The Cooking Clubs are led by Delia Bernal, Second Harvest’s Nutrition Education Manager, who developed a curriculum and menus that make it fun for kids to learn about what they’re putting into their bodies, what they can cook at home and to give them the basic culinary skills that make it easy to prepare healthy, nutritious, tasty meals. The Clubs emphasize hand washing and even incorporate age-appropriate knife skills to ensure the young chefs prepare clean food in a safe environment. 

One of the Second Harvest team’s Cooking Clubs is currently hosted as part of the After School Program at Starlight Academy in Watsonville, which has a beautiful kitchen. 

Third and Fourth graders join the sessions twice per month for the whole school year. The lessons seek to keep kids interested and engaged, even when the topic is something like the importance of getting enough fiber. 

“We base a recipe around that core concept and the kids get to prepare and taste the dish together,” Arizmendi said. “Then they are like, ‘wow, fiber is yummy’ – which is when we know they are really getting it.” 

Feedback is fundamental to the Cooking Clubs. Ideally, the Clubs extend over a six-month period so the Second Harvest team can measure progress against key goals. 

“We conduct surveys of Cooking Club members before and after their sessions to assess everything from opening their minds to new foods, flavors and ingredients to how the meals may be impacting their weight, blood pressure, insulin levels or other health measures,” Arizmendi said. “We want to give them all the tools, tips and tricks so they can apply healthy nutrition in their daily lives.” 

The program also seeks to end a vicious cycle associated with food insecurity. Among the food insecure, limited budgets often lead to poorquality food choices. 
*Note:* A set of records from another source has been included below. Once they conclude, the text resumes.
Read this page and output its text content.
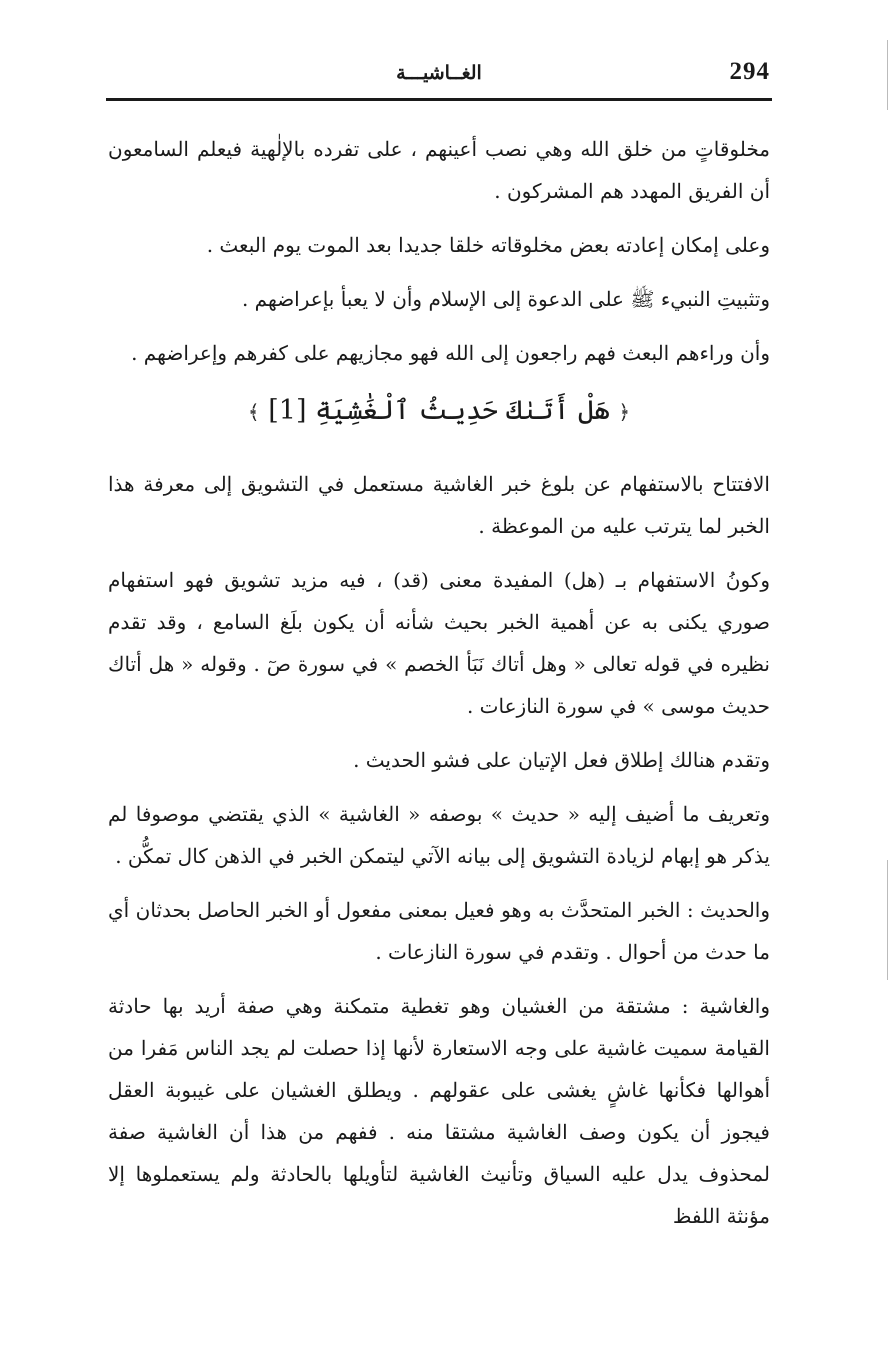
294
الغــاشيـــة

مخلوقاتٍ من خلق الله وهي نصب أعينهم ، على تفرده بالإلٰهية فيعلم السامعون أن الفريق المهدد هم المشركون .

وعلى إمكان إعادته بعض مخلوقاته خلقا جديدا بعد الموت يوم البعث .

وتثبيتِ النبيء ﷺ على الدعوة إلى الإسلام وأن لا يعبأ بإعراضهم .

وأن وراءهم البعث فهم راجعون إلى الله فهو مجازيهم على كفرهم وإعراضهم .

﴿ هَلْ أَتَىٰكَ حَدِيثُ ٱلْغَٰشِيَةِ [1] ﴾

الافتتاح بالاستفهام عن بلوغ خبر الغاشية مستعمل في التشويق إلى معرفة هذا الخبر لما يترتب عليه من الموعظة .

وكونُ الاستفهام بـ (هل) المفيدة معنى (قد) ، فيه مزيد تشويق فهو استفهام صوري يكنى به عن أهمية الخبر بحيث شأنه أن يكون بلَغ السامع ، وقد تقدم نظيره في قوله تعالى « وهل أتاك نَبَأ الخصم » في سورة صٓ . وقوله « هل أتاك حديث موسى » في سورة النازعات .

وتقدم هنالك إطلاق فعل الإتيان على فشو الحديث .

وتعريف ما أضيف إليه « حديث » بوصفه « الغاشية » الذي يقتضي موصوفا لم يذكر هو إبهام لزيادة التشويق إلى بيانه الآتي ليتمكن الخبر في الذهن كال تمكُّن .

والحديث : الخبر المتحدَّث به وهو فعيل بمعنى مفعول أو الخبر الحاصل بحدثان أي ما حدث من أحوال . وتقدم في سورة النازعات .

والغاشية : مشتقة من الغشيان وهو تغطية متمكنة وهي صفة أريد بها حادثة القيامة سميت غاشية على وجه الاستعارة لأنها إذا حصلت لم يجد الناس مَفرا من أهوالها فكأنها غاشٍ يغشى على عقولهم . ويطلق الغشيان على غيبوبة العقل فيجوز أن يكون وصف الغاشية مشتقا منه . ففهم من هذا أن الغاشية صفة لمحذوف يدل عليه السياق وتأنيث الغاشية لتأويلها بالحادثة ولم يستعملوها إلا مؤنثة اللفظ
But over time, a less-than-nutritious diet can lead to more sick days, chronic illness or other long-term health issues. This then can impact one’s ability to work and earn a steady income. Illness related to poor nutrition can also increase medical bills and healthcare costs. So those poor-quality food choices driven by a tight budget can come all the way back around to further straining one’s financial situation. It’s a terrible cycle. 

“If we can help educate folks that eating healthy food doesn’t have to be more expensive, we can break this cycle,” Arizmendi notes. “We want our communities to understand that there doesn’t necessarily need to be a trade-off. It may take a bit of effort, but we are here to help. Because the fact is you can eat well, and it can still be affordable.” 

In addition to Cooking Clubs, Second Harvest offers cooking demos, which are offered like a field trip to the kitchen at the food bank’s distribution center in Watsonville. Kids can tour the facility, learn about healthy nutrition, and, depending on their age, perhaps even help with food distribution as a volunteer. High school age youth can also volunteer at the Cooking Clubs, serving as mentors. 

Second Harvest has ambitious goals for the future and has already expanded to offer a Cooking Club for expectant mothers. “We’d like to start Cooking Clubs at apartment complexes, community centers and other locations so we can reach even more of our community,” Arizmendi said. 

Arizmendi reflects on the program, “Whether kids are learning how much sugar is really in that sugary drink or tasting Bok Choy or Curry for the first time, you can see the light bulb going on over their heads. The experience is so heartwarming.” 

Again, Arizmendi emphasizes, it’s all about exposure. “They learn something new every time they come to a Cooking Club. And sometimes they say, ‘I would never have tried this, but, you know, I think my whole family will like it.’ And when that happens, we know we’ve inspired them and they are on their way to a healthier future.”